El casero rentas quiere
Apenas dos o tres generaciones hace que cambiaron el hábito, el modo de vivir de la mayoría de los españoles en asunto tan fundamental como es el techo que cobija, las paredes donde clavar un poster, el suelo para el reposo. Hasta entrados los años cincuenta de este siglo, la gente que acudía a las ciudades -todos vinimos de fuera- alquilaba la vivienda, se mudaba según los incidentes familiares, los cambios de fortuna o la peripecia profesional, dejando el cuidado y entretenimiento de la morada en manos de su dueño natural, el casero, que de esas rentas vivía. Formaban un reducido y sospechoso estamento, con muy mala prensa. No. había folletín ni relato con atisbos sociales donde faltara el malvado casero, también representado por el avinagrado e implacable administrador, cuya mayor satisfacción tenía que ver con el desahucio de viudas y huérfanas.El rentista había entrado en vías de extinción: todo el mundo quiere tener casa propia, aunque realmente haya adquirido 60, 8 5 o 100 metros cuadrados de aire a 20 o 30 metros sobre el nivel del suelo. La titularidad de un piso, la calidad de propietario no deja de ser una moderna y sutil forma de esclavitud, de sujeción imperativa a un espacio, de encadenamiento forzoso a unos gastos compartidos entre semejantes que se reúnen con periodicidad para mostrar su desacuerdo en cuanto a las obligaciones comunitarias.
Antaño, el casero podía ser un ente abstracto -la casa ducal, una orden religiosa, la propia corona, el concejo- representado por el puntual recaudador. Otras, el indiano de regreso, el que vendió las tierras para invertir en la metrópoli, y les salían las cuentas, cuando el arrendatario era solvente. El sistema vuelve, tras una crisis largamente gestada que puso la habitación en cotas inalcanzables. Los bancos hacen lo que pueden por el crecimiento de la población propietaria: facilitan créditos, domicilian recibos, conciertan hipotecas y, de tanto en tanto, alumbran agujeros" morrocotudos.
El funcionario móvil, las parejas recientes, los abuelos flotando en pisos ya demasiado grandes buscan acomodo a la medida y en alquiler, vuelta a un pasado pleno de dificultades de adaptación. Los arriendos están por las nubes, aunque habrán de bajar. Del problema se ocupan reiteradamente los legisladores, que pronto se aburren y fatigan al no encontrar fórmula más justa. Cierto que hay rentas ínfimas, congeladas en la miseria, junto a pretensiones millonarias. Madrid está plagada de pisos desalquilados, de oficinas vacías, de locales en quiebra.
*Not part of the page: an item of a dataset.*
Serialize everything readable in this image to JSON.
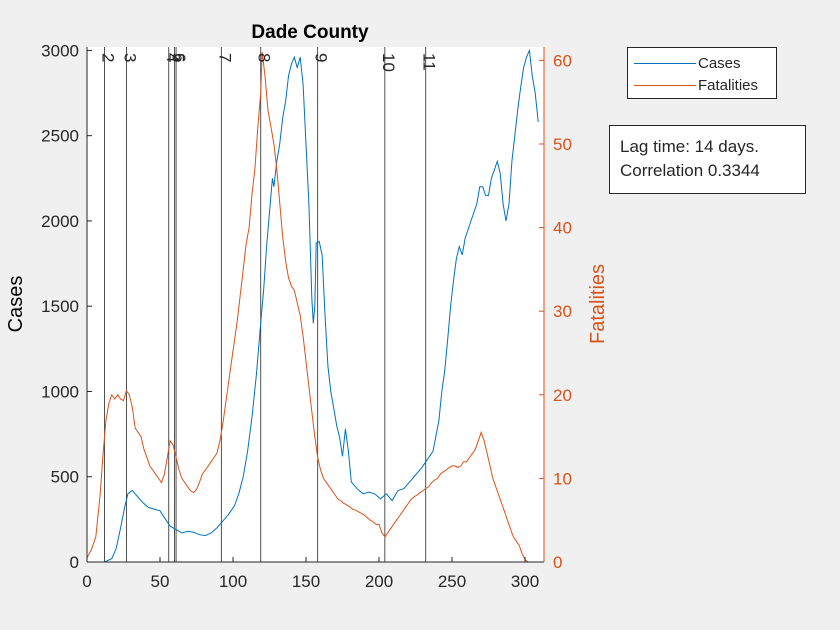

El panorama pudiera acercar la solución, que sólo parece basarse en una ilusoria estabilidad del dinero y de las cosas.
Hoy, el economista que se atreviera a pronosticar un equilibrio moderado y durable a medio plazo sería mirado con desconfianza y acabaría en manos de una psiquiatra argentina, dicho sea en mérito a la generalización.
Arañando la historia enciclopédica, encontramos la sorprendente figura de "la renta de la abuela de Granada", que se remitía al tributó de ladrillos, yeso, azulejos o dineros para la abuela de Boabdil, tributo que, ¡no faltaba más!, prolongaron los cristianos todo lo que pudieron.
Vivo en un piso cuyo contrato tiene más de 35 años; revisado e incrementado según las disposiciones vigentes, sigue siendo francamente accesible. Bajo el guarismo del alquiler aparecen varias cantidades por ascensor, impuestos, contribución, luz de la escalera, portería y obras, que duplican con creces el primer concepto. Los inquilinos le estamos dejando una casa estupenda a los propietarios, por la cuenta que nos tiene y porque si no lo hacemos nosotros cunde la duda de que lo haga Rita la Cantaora.